Who should try these types of channel partners out: Companies that have gaps in their product that they know other companies can fill. For software companies specifically, beware that you need open, or at least flexible, APIs.

6. Strategic Alliances

Strategic alliances are a more dialed-up version of integration partners. They are prominently featured in your go-to-market strategy, and you’re featured in theirs. You co-market and co-sell. You have regular meetings with their partner managers to brainstorm new markets to go after and strategize on joint deals.

Kathleen says, “I think of strategic alliances as being part of a well-known organization, like NATO or an Olympic Committee. Companies tuck under their umbrella to gain more notoriety themselves and to give the organizations’ constituents a more comprehensive suite of services.”

Pros:

  • A strategic alliance with a big brand can give potential customers confidence in your solution.
  • You can go after other types of accounts and sometimes larger accounts because your joint solution has broader use cases.

Cons:

  • You need to understand your product and your partners’ products inside and out. If you don’t have a compelling joint value prop, you won’t be able to make a convincing case for a joint deal.
  • It’s a long-term commitment from both parties.

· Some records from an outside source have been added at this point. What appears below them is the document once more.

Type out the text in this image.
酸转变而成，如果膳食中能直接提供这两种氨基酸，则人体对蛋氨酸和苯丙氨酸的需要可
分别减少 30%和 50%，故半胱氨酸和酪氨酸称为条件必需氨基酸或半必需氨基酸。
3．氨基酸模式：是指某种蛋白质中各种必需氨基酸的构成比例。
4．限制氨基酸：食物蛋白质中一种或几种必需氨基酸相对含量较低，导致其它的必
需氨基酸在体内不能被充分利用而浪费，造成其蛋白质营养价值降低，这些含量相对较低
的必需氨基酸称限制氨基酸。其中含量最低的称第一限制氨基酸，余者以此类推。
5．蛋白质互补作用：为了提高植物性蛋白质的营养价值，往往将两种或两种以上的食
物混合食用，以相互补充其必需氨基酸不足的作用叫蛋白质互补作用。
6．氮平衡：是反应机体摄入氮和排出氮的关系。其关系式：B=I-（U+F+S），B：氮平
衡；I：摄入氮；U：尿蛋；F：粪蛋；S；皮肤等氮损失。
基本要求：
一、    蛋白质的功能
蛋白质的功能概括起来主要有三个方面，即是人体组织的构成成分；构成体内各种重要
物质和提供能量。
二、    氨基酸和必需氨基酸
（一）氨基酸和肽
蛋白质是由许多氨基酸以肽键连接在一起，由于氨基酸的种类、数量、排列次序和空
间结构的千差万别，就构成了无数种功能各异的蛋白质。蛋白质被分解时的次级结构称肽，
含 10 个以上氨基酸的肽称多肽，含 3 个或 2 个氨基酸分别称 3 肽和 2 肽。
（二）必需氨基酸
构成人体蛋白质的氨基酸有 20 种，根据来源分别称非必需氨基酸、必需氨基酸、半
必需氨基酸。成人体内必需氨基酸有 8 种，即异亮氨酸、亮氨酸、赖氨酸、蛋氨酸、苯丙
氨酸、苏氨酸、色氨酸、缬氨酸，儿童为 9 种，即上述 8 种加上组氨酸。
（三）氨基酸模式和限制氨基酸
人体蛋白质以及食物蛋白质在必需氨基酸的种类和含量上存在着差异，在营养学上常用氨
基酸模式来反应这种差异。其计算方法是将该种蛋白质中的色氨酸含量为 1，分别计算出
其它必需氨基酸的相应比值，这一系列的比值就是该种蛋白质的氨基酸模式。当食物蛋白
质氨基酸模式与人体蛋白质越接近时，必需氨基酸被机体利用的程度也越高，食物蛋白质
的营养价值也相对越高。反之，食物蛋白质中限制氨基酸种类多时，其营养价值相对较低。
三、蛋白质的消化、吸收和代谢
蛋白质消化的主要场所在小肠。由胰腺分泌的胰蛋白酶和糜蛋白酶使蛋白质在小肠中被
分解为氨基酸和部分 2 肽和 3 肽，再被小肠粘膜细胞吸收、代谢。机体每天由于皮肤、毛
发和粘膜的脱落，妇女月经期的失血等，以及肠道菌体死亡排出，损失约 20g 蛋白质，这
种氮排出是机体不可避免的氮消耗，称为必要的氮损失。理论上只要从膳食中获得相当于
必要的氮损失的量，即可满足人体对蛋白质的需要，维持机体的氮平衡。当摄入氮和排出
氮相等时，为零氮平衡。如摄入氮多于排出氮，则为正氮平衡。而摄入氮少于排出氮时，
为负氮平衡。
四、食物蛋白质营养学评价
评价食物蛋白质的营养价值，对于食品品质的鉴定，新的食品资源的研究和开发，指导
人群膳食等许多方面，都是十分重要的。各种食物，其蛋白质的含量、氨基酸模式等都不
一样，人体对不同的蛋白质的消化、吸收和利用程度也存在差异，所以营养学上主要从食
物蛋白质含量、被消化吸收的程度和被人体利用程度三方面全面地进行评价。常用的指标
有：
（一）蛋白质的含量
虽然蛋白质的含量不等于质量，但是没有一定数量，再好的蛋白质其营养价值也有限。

“Putting a partner’s logo on your website and getting your logo on their website does not make a strategic alliance,” Trish cautions, “Your joint solution has to be really helpful and intuitive to customers, and it will take time to get it co-marketed correctly. I see a lot of programs lose steam because they weren’t willing to wait.”

Who should try these types of channel partners out: Companies that have already developed close relationships with integration partners.

Grow Your Program With Multiple Types of Channel Partners

There are so many directions you can take your channel program, and exploring each of these types of partners can get you to where you need to go faster.

But you won’t know which partnerships are working and which ones aren’t without the help of a partner relationship management (PRM) tool. A PRM like Channeltivity automatically tracks partner behavior — from the trainings they’ve completed to the co-marketing materials they’ve downloaded, to the deals they register.

Combined with your RevOps data, these metrics paint a full picture of your partner health, helping you double down on the types of partners that actually move the needle.